A la vue de Vinicius, l'étonnement se peignit sur toutes les figures.

—Je vous salue au nom du Christ que vous honorez.

— Que son nom soit glorifié dans tous les siècles !

— J'ai connu vos vertus, et j'ai éprouvé votre bonté : c'est pourquoi je viens en ami.

— Et nous te recevrons comme un ami, répondit Pierre. Assieds-toi, seigneur, et partage notre repas ; tu es notre hôte.

— Je partagerai votre repas ; mais auparavant, écoutez-moi. Toi, Pierre, et toi, Paul de Tarse, je veux que vous ayez une preuve de ma sincérité : je sais où est Lygie ; j'étais tout à l'heure devant la maison de Linus, tout près d'ici. J'ai sur elle les droits que m'a octroyés César, et je possède. dans mes différentes maisons, près de cinq cents esclaves ; je pourrais donc faire cerner son asile et m'emparer d'elle, et cependant je ne l'ai pas fait et je ne le ferai pas.

— Et pour cela la bénédiction du Seigneur s'étendra sur toi et ton cœur sera purifié, dit Pierre.

— Autrefois, avant d'avoir été parmi vous, je l'aurais sûrement enlevée, et l'aurais gardée de force ; mais vos vertus, votre doctrine, bien que je ne les professe pas, ont changé quelque chose en mon âme, et je n'ose plus avoir recours à la violence. Je m'adresse donc à vous, qui remplacez le père et la mère de Lygie, et je vous dis : Donnez-la-moi pour épouse, et je vous jure que non seulement je ne lui défendrai pas de confesser le Christ, mais que je me mettrai à étudier cette doctrine.

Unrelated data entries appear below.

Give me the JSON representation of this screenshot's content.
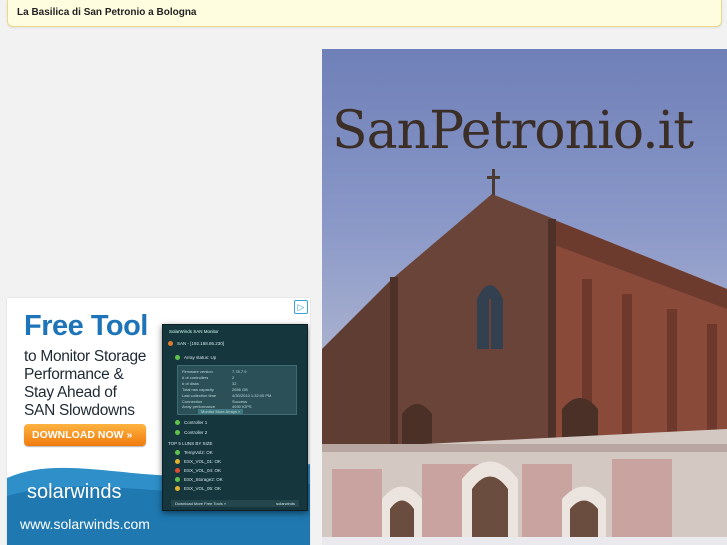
{
  "header": {
    "title": "La Basilica di San Petronio a Bologna"
  },
  "ad": {
    "choices_icon": "adchoices-icon",
    "headline": "Free Tool",
    "copy_lines": [
      "to Monitor Storage",
      "Performance &",
      "Stay Ahead of",
      "SAN Slowdowns"
    ],
    "cta": "DOWNLOAD NOW »",
    "logo": "solarwinds",
    "url": "www.solarwinds.com",
    "colors": {
      "headline": "#1e74b8",
      "cta": "#f07b0d",
      "wave": "#2e8fc9"
    },
    "mock": {
      "title": "SolarWinds SAN Monitor",
      "sub": "SAN - [192.168.86.230]",
      "array": "Array status: Up",
      "panel": [
        [
          "Firmware version",
          "7.78.7.9"
        ],
        [
          "# of controllers",
          "2"
        ],
        [
          "# of disks",
          "32"
        ],
        [
          "Total raw capacity",
          "2656 GB"
        ],
        [
          "Last collection time",
          "4/30/2010 1:32:00 PM"
        ],
        [
          "Connection",
          "Success"
        ],
        [
          "Array performance",
          "4930 IOPS"
        ]
      ],
      "panel_button": "Monitor More Arrays »",
      "controllers": [
        "Controller 1",
        "Controller 2"
      ],
      "luns_heading": "TOP 5 LUNS BY SIZE",
      "luns": [
        "TempVol2: OK",
        "ESX_VOL_01: OK",
        "ESX_VOL_04: OK",
        "ESX_Storage2: OK",
        "ESX_VOL_05: OK"
      ],
      "footer": "Download More Free Tools »",
      "footer_logo": "solarwinds"
    }
  },
  "hero": {
    "title": "SanPetronio.it"
  }
}
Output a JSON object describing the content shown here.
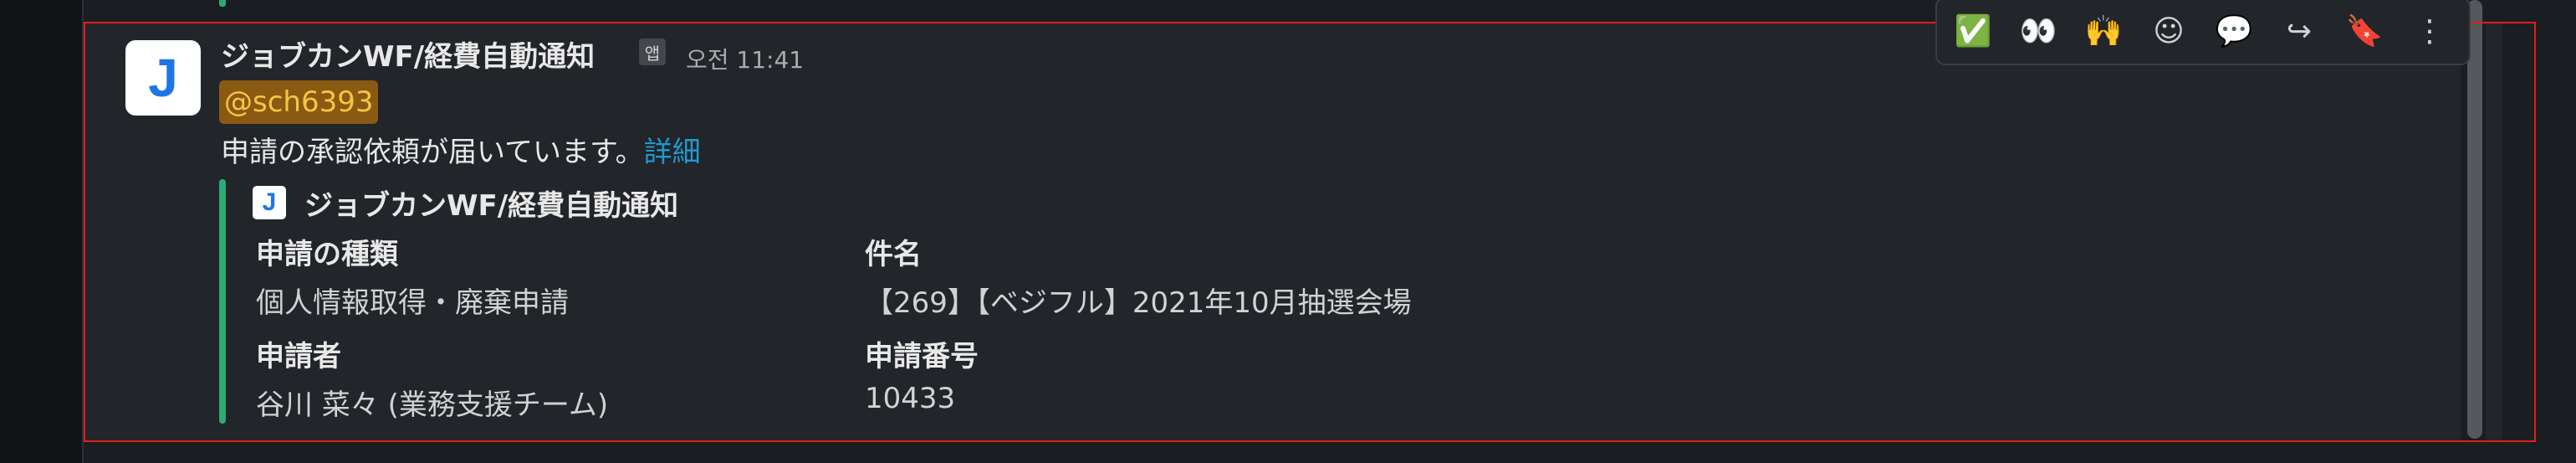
{
  "message": {
    "avatar_letter": "J",
    "sender": "ジョブカンWF/経費自動通知",
    "app_badge": "앱",
    "timestamp": "오전 11:41",
    "mention": "@sch6393",
    "body_text": "申請の承認依頼が届いています。",
    "body_link": "詳細"
  },
  "attachment": {
    "icon_letter": "J",
    "title": "ジョブカンWF/経費自動通知",
    "fields": [
      {
        "label": "申請の種類",
        "value": "個人情報取得・廃棄申請"
      },
      {
        "label": "件名",
        "value": "【269】【ベジフル】2021年10月抽選会場"
      },
      {
        "label": "申請者",
        "value": "谷川 菜々 (業務支援チーム)"
      },
      {
        "label": "申請番号",
        "value": "10433"
      }
    ]
  },
  "toolbar": {
    "buttons": [
      {
        "name": "check-mark-reaction",
        "glyph": "✅"
      },
      {
        "name": "eyes-reaction",
        "glyph": "👀"
      },
      {
        "name": "raised-hands-reaction",
        "glyph": "🙌"
      },
      {
        "name": "add-reaction",
        "glyph": "☺"
      },
      {
        "name": "reply-in-thread",
        "glyph": "💬"
      },
      {
        "name": "share-message",
        "glyph": "↪"
      },
      {
        "name": "save-for-later",
        "glyph": "🔖"
      },
      {
        "name": "more-actions",
        "glyph": "⋮"
      }
    ]
  },
  "colors": {
    "accent_green": "#2bac76",
    "link_blue": "#1d9bd1",
    "mention_bg": "#8a5a12",
    "mention_text": "#f2c744"
  }
}
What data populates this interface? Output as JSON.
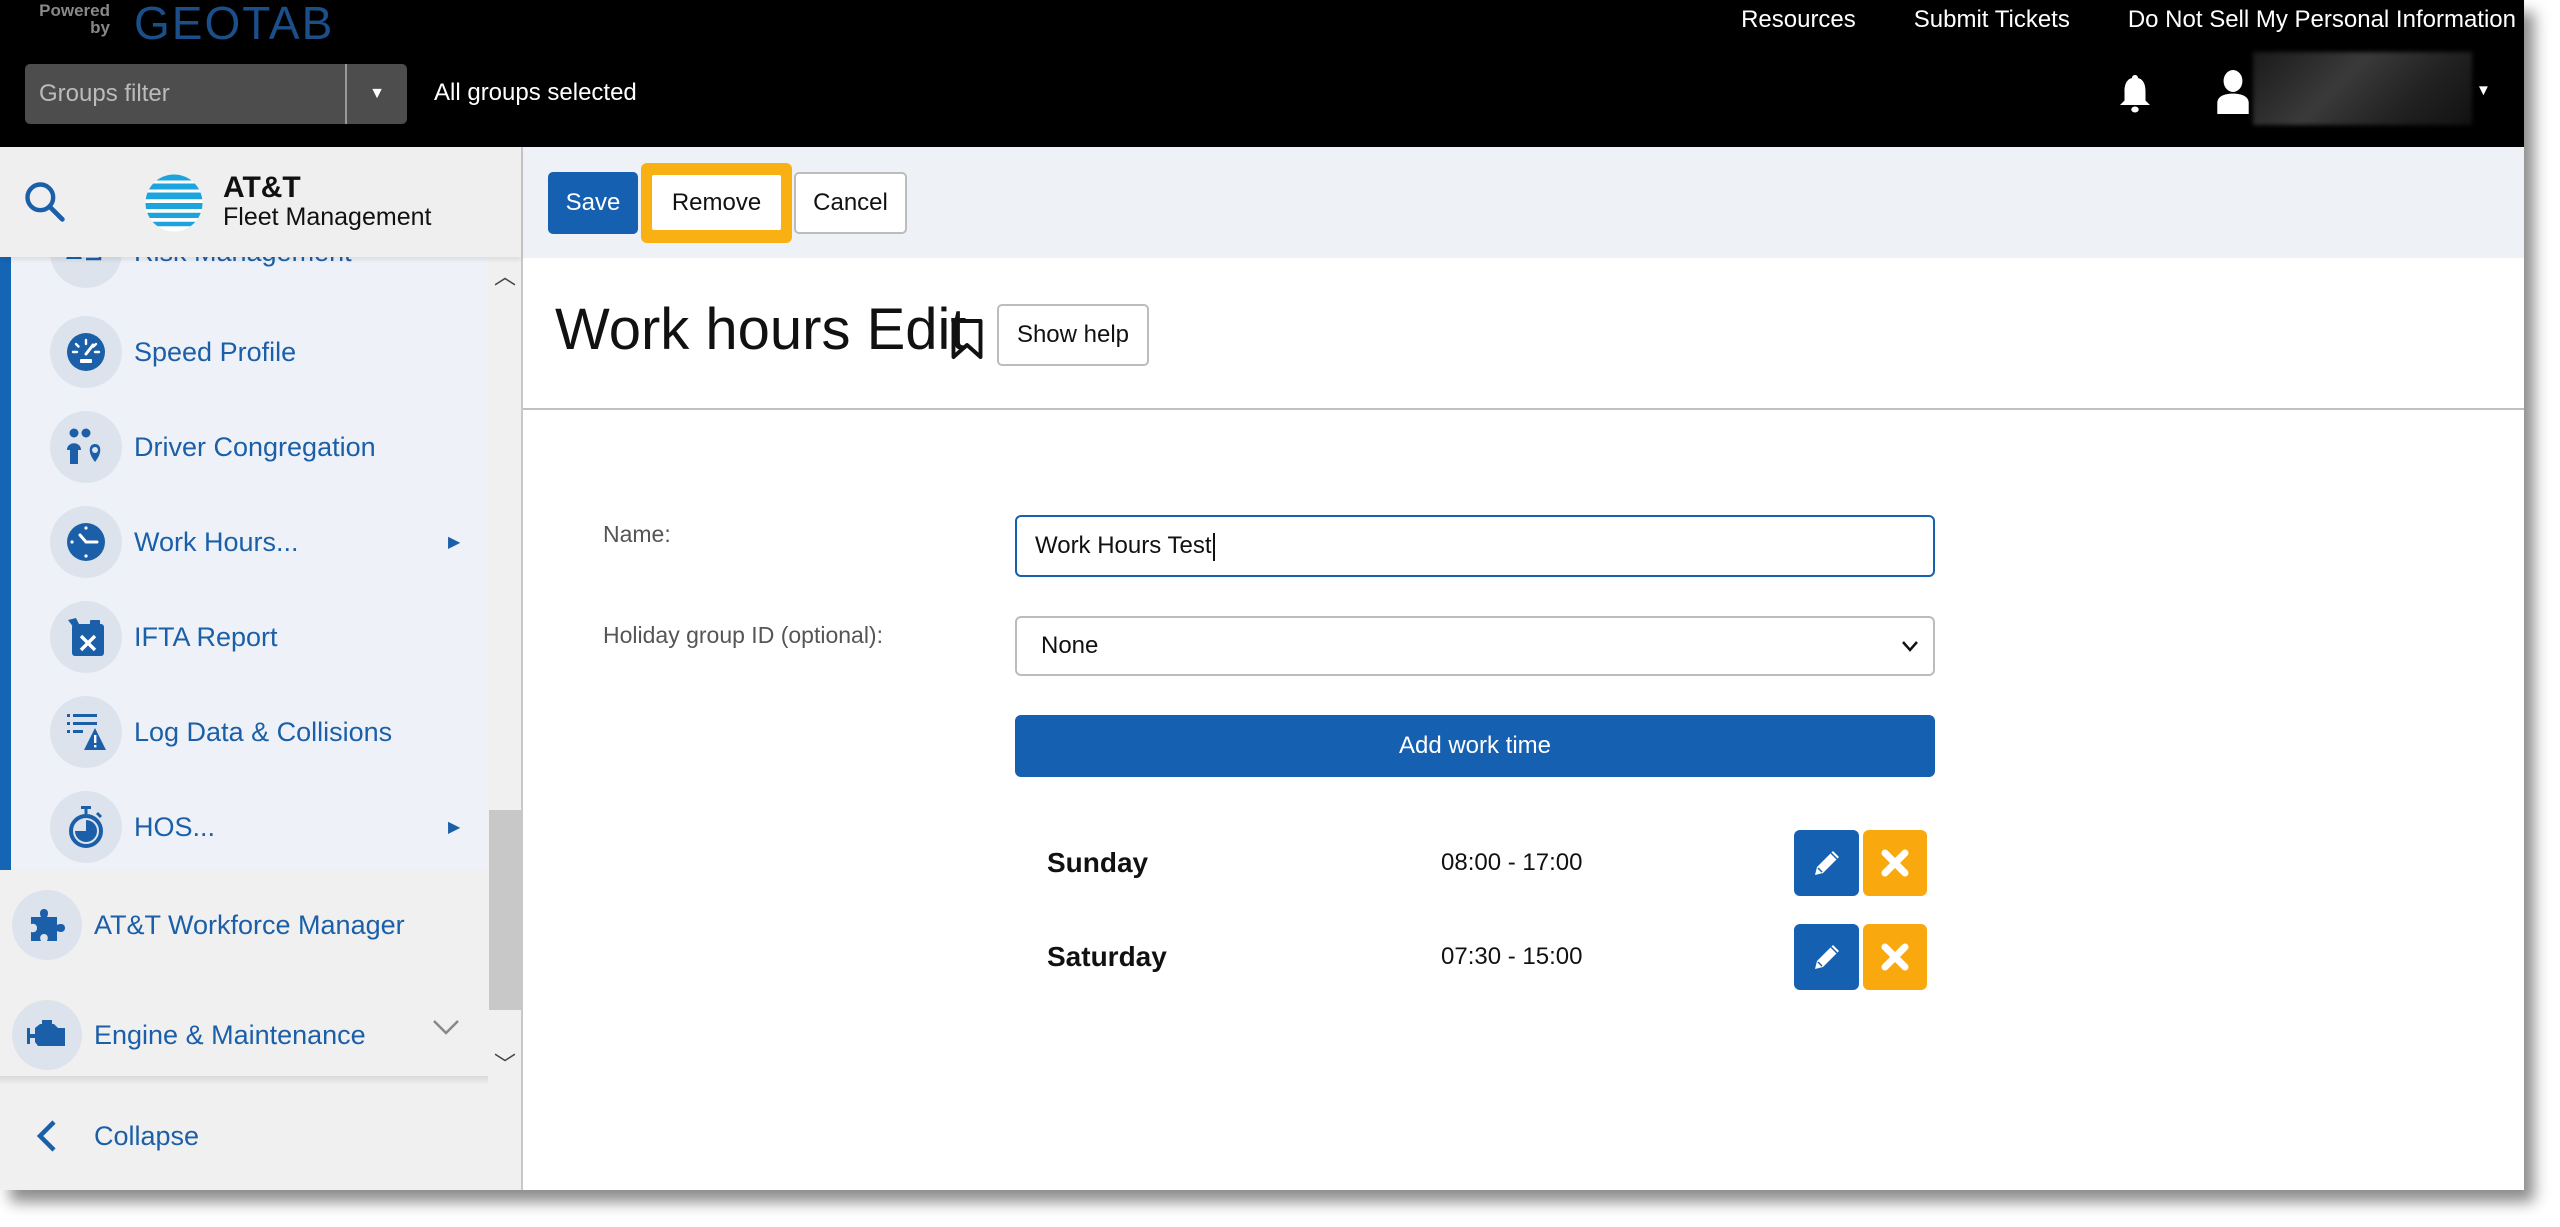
{
  "header": {
    "powered_by": "Powered by",
    "brand": "GEOTAB",
    "groups_filter_placeholder": "Groups filter",
    "groups_selected": "All groups selected",
    "links": [
      "Resources",
      "Submit Tickets",
      "Do Not Sell My Personal Information"
    ]
  },
  "sidebar": {
    "logo_line1": "AT&T",
    "logo_line2": "Fleet Management",
    "sub_items": [
      {
        "label": "Risk Management",
        "icon": "risk-icon",
        "has_submenu": false
      },
      {
        "label": "Speed Profile",
        "icon": "speedometer-icon",
        "has_submenu": false
      },
      {
        "label": "Driver Congregation",
        "icon": "driver-congregation-icon",
        "has_submenu": false
      },
      {
        "label": "Work Hours...",
        "icon": "clock-icon",
        "has_submenu": true
      },
      {
        "label": "IFTA Report",
        "icon": "fuel-can-icon",
        "has_submenu": false
      },
      {
        "label": "Log Data & Collisions",
        "icon": "log-collision-icon",
        "has_submenu": false
      },
      {
        "label": "HOS...",
        "icon": "stopwatch-icon",
        "has_submenu": true
      }
    ],
    "top_items": [
      {
        "label": "AT&T Workforce Manager",
        "icon": "puzzle-icon"
      },
      {
        "label": "Engine & Maintenance",
        "icon": "engine-icon"
      }
    ],
    "collapse_label": "Collapse"
  },
  "toolbar": {
    "save_label": "Save",
    "remove_label": "Remove",
    "cancel_label": "Cancel"
  },
  "page": {
    "title": "Work hours Edit",
    "show_help_label": "Show help"
  },
  "form": {
    "name_label": "Name:",
    "name_value": "Work Hours Test",
    "holiday_label": "Holiday group ID (optional):",
    "holiday_value": "None",
    "add_work_time_label": "Add work time",
    "work_times": [
      {
        "day": "Sunday",
        "time": "08:00 - 17:00"
      },
      {
        "day": "Saturday",
        "time": "07:30 - 15:00"
      }
    ]
  },
  "colors": {
    "primary": "#1560b0",
    "highlight": "#f9b012",
    "delete": "#f9a80d"
  }
}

Il parlait la tête haute, d'une voix décidée ; pourtant il était ému et ses jambes tremblaient sous son manteau serré à la ceinture ; un silence avait accueilli ses paroles ; il reprit, comme pour prévenir une réponse défavorable :

— Je sais quels sont les obstacles, mais je l'aime comme la prunelle de mes yeux, et, quoique je ne sois pas encore chrétien, je ne suis pas votre ennemi ni celui du Christ. Un autre vous dirait peut-être : « Baptisez-moi » Moi, je vous répète : « Éclairez-moi ! » Je crois que le Christ est ressuscité, parce que ceux qui l'affirment sont des gens qui vivent dans la vérité et qui l'ont vu après sa mort. Je crois, pour l'avoir éprouvé par moi-même, que votre doctrine engendre la vertu, la justice et la miséricorde, et non pas les crimes dont on vous accuse. J'en ignore presque tout. Je ne sais que ce que j'ai appris par vos actes, par Lygie, et par les conversations que j'ai eues avec vous. Et cependant votre doctrine a changé quelque chose en moi. Autrefois, je tenais mes serviteurs d'une main de fer : je connais maintenant la pitié. J'aimais les plaisirs : de dégoût je me suis enfui de l'étang d'Agrippa. Autrefois, j'avais foi dans la violence : j'y renonce. Sachez que j'ai pris en horreur les orgies, le vin, le chant, les cithares, les couronnes de roses, et que la cour de César m'écœure. De penser que Lygie est pure comme la neige des montagnes, je l'aime d'autant plus ; et lorsque je songe que c'est grâce à votre doctrine qu'elle est, ainsi, j'aime cette doctrine, et la veux connaître ! Mais comme je ne la comprends pas, comme je ne sais si je pourrai m'y conformer, et si ma nature pourra la supporter, je languis dans l'incertitude et dans les tourments.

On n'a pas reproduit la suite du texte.